Thanks, interesting pointer. Provides some nice counter weight to all those lamenting the lack of obedience in today's kids (still I'd say they have a point as well)
The study cited (about the German jugend) is interesting, but also a bit unsatisfying: that is, many, many years after the fact, self-reporting about something where all kinds of feelings of guilt, pride etc., are involved. Also, care should be taken to apply the lessons of a quite different, authoritarian society to today's much more open, cosmopolitan world.
It'd be great if they did some thorough survey of the people that participate in some of today's 'Stanford prison experiment' re-enactments.
Provides some nice counter weight to all those lamenting the lack of obedience in today's kids (still I'd say they have a point as well)
I think such lamentations rarely take the form of "my children always want to know why they should do as I say! I wish they'd just blindly obey". More like "my children blindly dismiss everything I say! I wish they'd just blindly obey" :P.
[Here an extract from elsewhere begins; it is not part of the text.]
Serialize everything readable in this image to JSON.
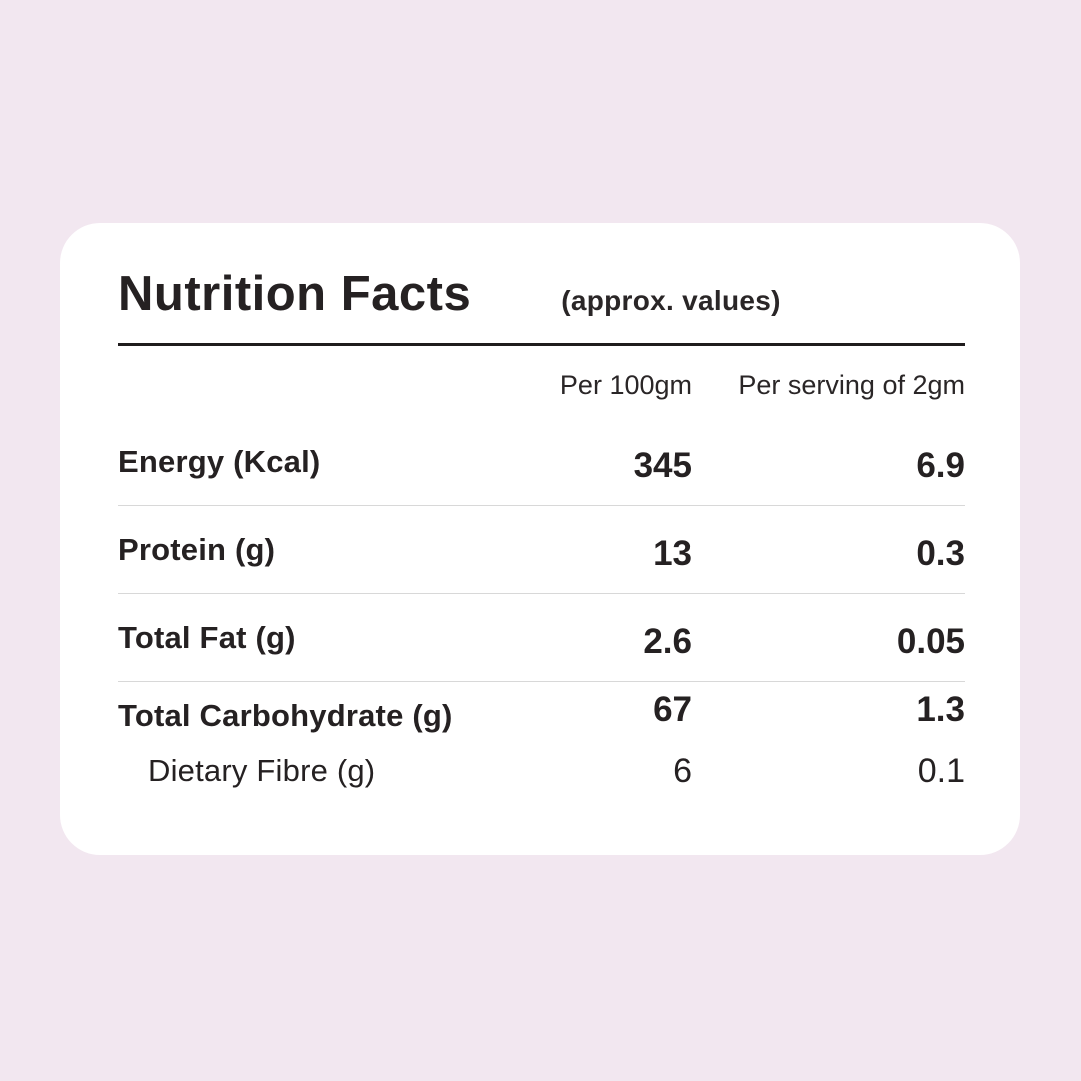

On the other side, I'd be extremely surprised if one could find evidence of a generation in which parents didn't complain about their children's misbehaviour.
A while back I did a couple of posts on the care and feeding of young rationalists. Though it is not new, I recently found a truly excellent post on this topic, in Dale Mcgowan's blog, The Meming of Life. The post details a survey carried out on ordinary citizens of Hitler's Germany, searching for correlations between style of upbringing, and adult moral decisions.